On May 25, 2012, the CFPB released a proposed rule outlining its process for determining whether a covered person has engaged, or is engaging in, conduct that poses risks to consumers related to the offering or provision of consumer financial products or services. The proposed rule sets out the procedures under which the CFPB may subject a nonbank covered person to the CFPB’s supervisory authority, including requiring reports from and conducting examinations of the subject entity. In addition to the CFPB’s specific grant of authority to supervise certain nonbank covered persons, such as those engaged in activity related to residential mortgage loans, the Bureau has the authority to supervise any nonbank covered person that it "has reasonable cause to determine, by order, after notice and a reasonable opportunity to respond" that the person is engaged in conduct posing a risk to consumers based on reasonable cause from complaints or information collected from other sources.

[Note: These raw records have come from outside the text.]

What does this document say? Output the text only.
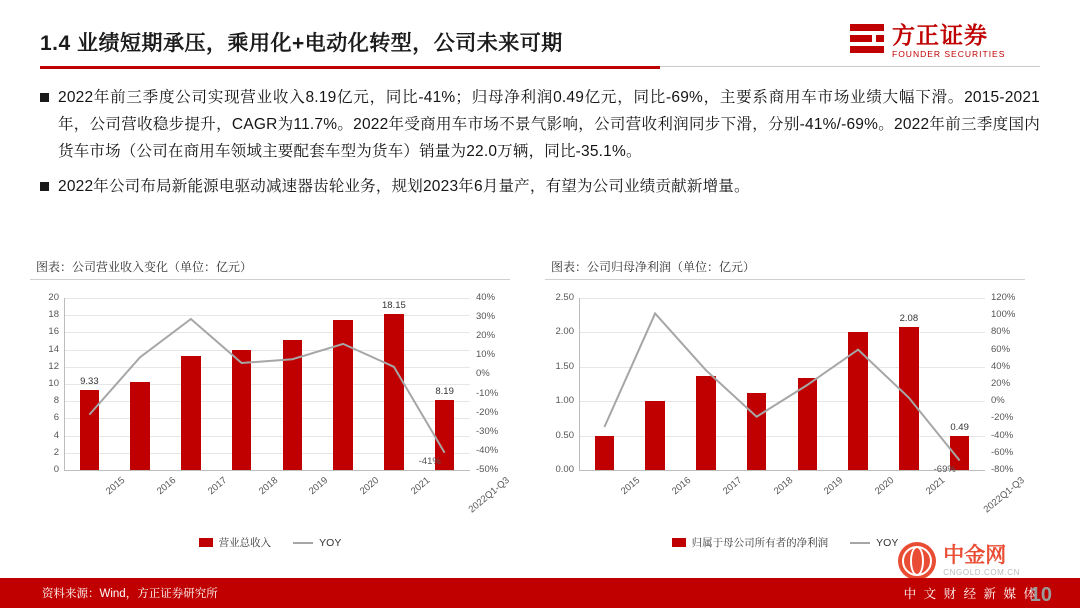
1.4 业绩短期承压，乘用化+电动化转型，公司未来可期	方正证券
FOUNDER SECURITIES
2022年前三季度公司实现营业收入8.19亿元，同比-41%；归母净利润0.49亿元，同比-69%，主要系商用车市场业绩大幅下滑。2015-2021年，公司营收稳步提升，CAGR为11.7%。2022年受商用车市场不景气影响，公司营收利润同步下滑，分别-41%/-69%。2022年前三季度国内货车市场（公司在商用车领域主要配套车型为货车）销量为22.0万辆，同比-35.1%。
2022年公司布局新能源电驱动减速器齿轮业务，规划2023年6月量产，有望为公司业绩贡献新增量。
图表：公司营业收入变化（单位：亿元）
0
2
4
6
8
10
12
14
16
18
20	40%
30%
20%
10%
0%
-10%
-20%
-30%
-40%
-50%
9.33
2015	2016	2017	2018	2019	2020
18.15
2021
8.19
2022Q1-Q3
-41%
营业总收入	YOY
图表：公司归母净利润（单位：亿元）
0.00
0.50
1.00
1.50
2.00
2.50	120%
100%
80%
60%
40%
20%
0%
-20%
-40%
-60%
-80%
2015	2016	2017	2018	2019	2020
2.08
2021
0.49
2022Q1-Q3
-69%
归属于母公司所有者的净利润	YOY
中金网
CNGOLD.COM.CN
资料来源：Wind，方正证券研究所	中 文 财 经 新 媒 体
10
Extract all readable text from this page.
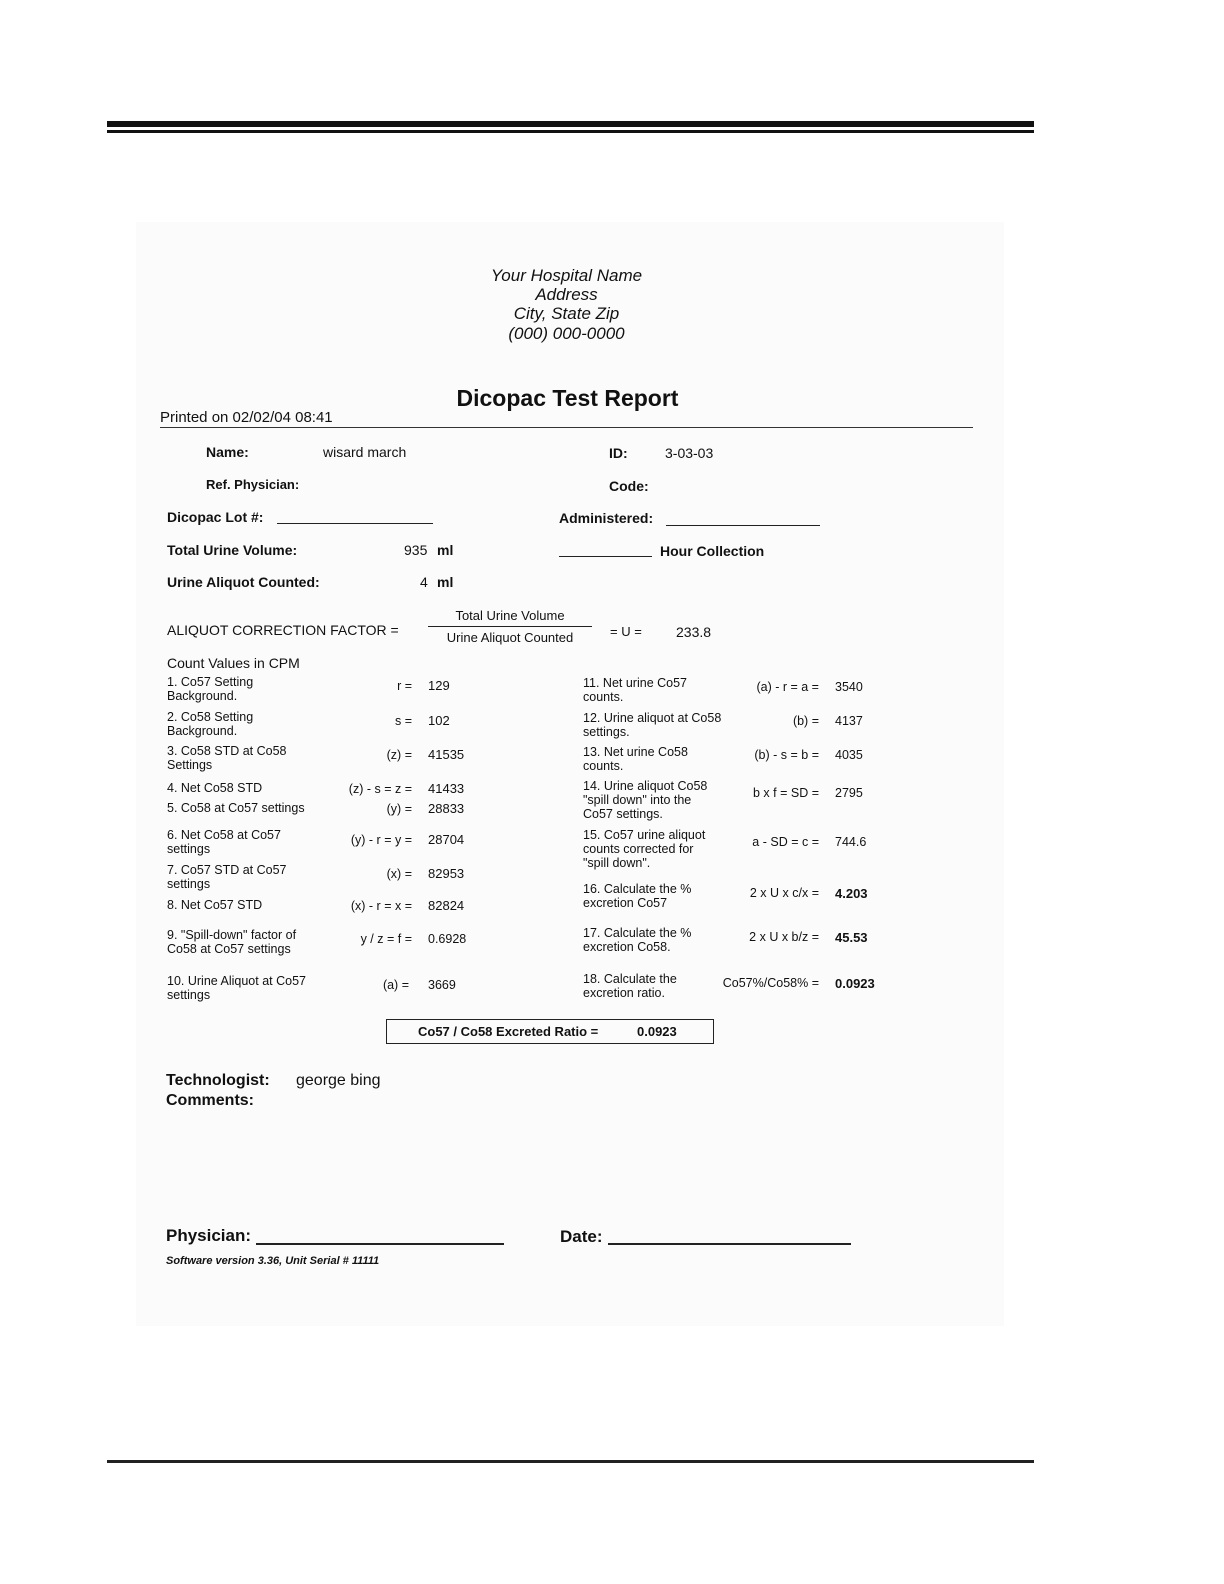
Your Hospital Name
Address
City, State Zip
(000) 000-0000
Dicopac Test Report
Printed on 02/02/04 08:41
Name:	wisard march	ID:	3-03-03
Ref. Physician:	Code:
Dicopac Lot #:	Administered:
Total Urine Volume:	935 ml	Hour Collection
Urine Aliquot Counted:	4 ml
ALIQUOT CORRECTION FACTOR =
Total Urine Volume
Urine Aliquot Counted	= U = 233.8
Count Values in CPM
1. Co57 Setting
Background.
r = 129
2. Co58 Setting
Background.
s = 102
3. Co58 STD at Co58
Settings
(z) = 41535
4. Net Co58 STD	(z) - s = z = 41433
5. Co58 at Co57 settings	(y) = 28833
6. Net Co58 at Co57
settings
(y) - r = y = 28704
7. Co57 STD at Co57
settings
(x) = 82953
8. Net Co57 STD	(x) - r = x = 82824
9. "Spill-down" factor of
Co58 at Co57 settings
y / z = f = 0.6928
10. Urine Aliquot at Co57
settings
(a) = 3669
11. Net urine Co57
counts.
(a) - r = a = 3540
12. Urine aliquot at Co58
settings.
(b) = 4137
13. Net urine Co58
counts.
(b) - s = b = 4035
14. Urine aliquot Co58
"spill down" into the
Co57 settings.
b x f = SD = 2795
15. Co57 urine aliquot
counts corrected for
"spill down".
a - SD = c = 744.6
16. Calculate the %
excretion Co57
2 x U x c/x = 4.203
17. Calculate the %
excretion Co58.
2 x U x b/z = 45.53
18. Calculate the
excretion ratio.
Co57%/Co58% = 0.0923
Co57 / Co58 Excreted Ratio =	0.0923
Technologist: george bing
Comments:
Physician:	Date:
Software version 3.36, Unit Serial # 11111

The proposed rule states that the CFPB will provide a nonbank covered person with a notice and reasonable opportunity to respond. The notice will include a description of the basis for the CFPB’s belief that the respondent is a nonbank covered person engaging in conduct posing risks to consumers and will provide a respondent with two opportunities to respond – first in writing and second, if requested by the respondent, through a supplemental oral response generally conducted by phone. The written response, if submitted, should include any records, documents, or other items that the respondent would like the CFPB to consider while the supplemental oral response will be an opportunity to present arguments to the CFPB.
The proceedings outlined by the proposed rule would be informal and not an adjudicatory proceeding under Section 554 of the Administrative Procedures Act. Thus, discovery would not be permitted, a supplemental oral response would not constitute a hearing on the record, and witnesses would not be called as part of the supplemental oral response. After the proceedings have concluded, the CFPB’s Assistant Director for NonBank Supervision will provide a recommended determination to the CFPB’s Director, who will then make a final determination subjecting the respondent to the CFPB’s supervisory authority or stating that the respondent is not subject to the CFPB’s supervisory authority. The proposed rule also outlines how a respondent could consent to the CFPB’s supervisory authority, the means for a respondent to petition for the termination of an order two years after its issuance, and notice procedures and an opportunity to respond if the CFPB issues a notice of charges.
The CFPB has described the proposed rule as offering a more robust process than required under the Dodd-Frank statute by providing the opportunity to participate in a supplemental oral response. While largely a procedural rule, the proposed rule moves the CFPB forward in setting up the mechanisms to further exercise its supervisory powers. Comments are due on July 24, 2012.